Di media massa lainnya, Kepala Kantor Lingkungan Hidup Jakarta Barat, Supardiyo, mengatakan 60 persen air bersih di Jakarta Barat sudah tidak layak minum. Supardiyo menjelaskan ini disebabkan terjadinya gravitasi air karena pembangunan gedung-gedung tinggi. Semakin banyak gedung tinggi, aktivitas pengeboran tanah pun tinggi, air tanah akan terdesak dan air laut masuk memenuhi kekosongan rongga tanah. Sehingga terjadi interusi air laut yang menyebabkan kondisi air di beberapa wilayah Jakarta Barat menjadi asin. Permukaan air laut menyusut satu hingga satu setengah centimeter per tahun.

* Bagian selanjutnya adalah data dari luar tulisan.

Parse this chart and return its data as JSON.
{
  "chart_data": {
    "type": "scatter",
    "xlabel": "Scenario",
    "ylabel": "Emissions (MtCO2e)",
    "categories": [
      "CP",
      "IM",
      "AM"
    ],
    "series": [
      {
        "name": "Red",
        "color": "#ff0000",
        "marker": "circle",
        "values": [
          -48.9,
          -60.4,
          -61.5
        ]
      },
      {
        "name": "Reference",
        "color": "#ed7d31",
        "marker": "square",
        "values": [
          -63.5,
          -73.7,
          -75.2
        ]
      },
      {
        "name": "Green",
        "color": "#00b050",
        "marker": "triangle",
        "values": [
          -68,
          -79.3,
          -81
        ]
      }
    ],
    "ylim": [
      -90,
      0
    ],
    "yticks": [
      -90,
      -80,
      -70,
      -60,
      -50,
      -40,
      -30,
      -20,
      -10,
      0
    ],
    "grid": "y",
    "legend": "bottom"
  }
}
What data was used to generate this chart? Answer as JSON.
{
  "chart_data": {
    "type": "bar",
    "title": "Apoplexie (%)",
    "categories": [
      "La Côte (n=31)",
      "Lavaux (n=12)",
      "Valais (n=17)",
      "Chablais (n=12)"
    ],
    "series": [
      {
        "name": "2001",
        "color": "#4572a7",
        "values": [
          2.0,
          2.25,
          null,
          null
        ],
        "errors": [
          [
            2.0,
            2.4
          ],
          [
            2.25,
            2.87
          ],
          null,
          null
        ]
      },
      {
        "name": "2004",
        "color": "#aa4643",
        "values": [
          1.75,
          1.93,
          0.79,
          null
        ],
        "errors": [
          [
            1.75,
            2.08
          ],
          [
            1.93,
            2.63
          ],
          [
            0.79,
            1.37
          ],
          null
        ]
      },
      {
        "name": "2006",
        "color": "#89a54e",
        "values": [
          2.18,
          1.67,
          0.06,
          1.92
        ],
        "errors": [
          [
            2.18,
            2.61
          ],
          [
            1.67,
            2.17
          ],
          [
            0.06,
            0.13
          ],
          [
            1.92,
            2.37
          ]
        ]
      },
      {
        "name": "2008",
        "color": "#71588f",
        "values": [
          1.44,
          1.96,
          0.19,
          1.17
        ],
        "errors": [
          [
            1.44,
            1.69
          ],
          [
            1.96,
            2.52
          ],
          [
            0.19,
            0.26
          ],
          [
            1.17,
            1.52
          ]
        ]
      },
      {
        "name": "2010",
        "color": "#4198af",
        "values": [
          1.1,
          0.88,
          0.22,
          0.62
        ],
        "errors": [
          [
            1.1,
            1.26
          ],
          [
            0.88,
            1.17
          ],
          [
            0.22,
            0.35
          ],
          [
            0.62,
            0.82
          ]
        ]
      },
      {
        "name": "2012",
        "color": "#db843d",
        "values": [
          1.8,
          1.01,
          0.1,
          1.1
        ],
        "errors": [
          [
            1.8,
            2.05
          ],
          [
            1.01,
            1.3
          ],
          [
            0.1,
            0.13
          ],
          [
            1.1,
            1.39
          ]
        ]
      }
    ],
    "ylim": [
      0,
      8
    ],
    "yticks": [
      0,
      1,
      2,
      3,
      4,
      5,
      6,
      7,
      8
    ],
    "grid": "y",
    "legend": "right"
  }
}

Kesalahan tata ruang menjadi pokok permasalahan. Tata ruang ini menyebabkan terjadinya bencana banjir yang terus berulang setiap tahunnya. Sumber daya ini terus terbuang percuma-cuma ke laut setiap tahunnya. Sedangkan, sumber air yang ada terus terkikis ancaman dari pertumbuhan penduduk dan pemukiman.
“Terkait tata ruang, juga terjadi salah urus dalam tata ruang tersebut,” ungkap Yayat Supriatna, Planolog Universitas Trisaksi. Jakarta dikepung oleh 22 kota dan drainasenya ke 14 sungai Jakarta. Kota-kota tersebut tanpa ada koordinasi pembangunan yang baik. Padahal percepatan hutan dan pemukiman juga terjadi di wilayah tersebut. “Akan lebih parah jika tataran tata ruang Jabodetabek juga tidak dibenahi”, tambahnya.
“Kegagalan politik tata ruang di Jabodetabek terbukti sebagai penyebab terjadinya banjir”, kata Yayat. Infrastruktur kekuasaan di level nasional, provinsi, dan daerah tidak mampu menjalankan amanat UU No 26 Tahun 2007 tentang penataan ruang secara sepenuhnya. Fungsi negara memberikan perlindungan penduduk dari ancaman banjir, sering terbentur pada belenggu koordinasi dan egoisme sektoral serta kepentingan otonomi daerah.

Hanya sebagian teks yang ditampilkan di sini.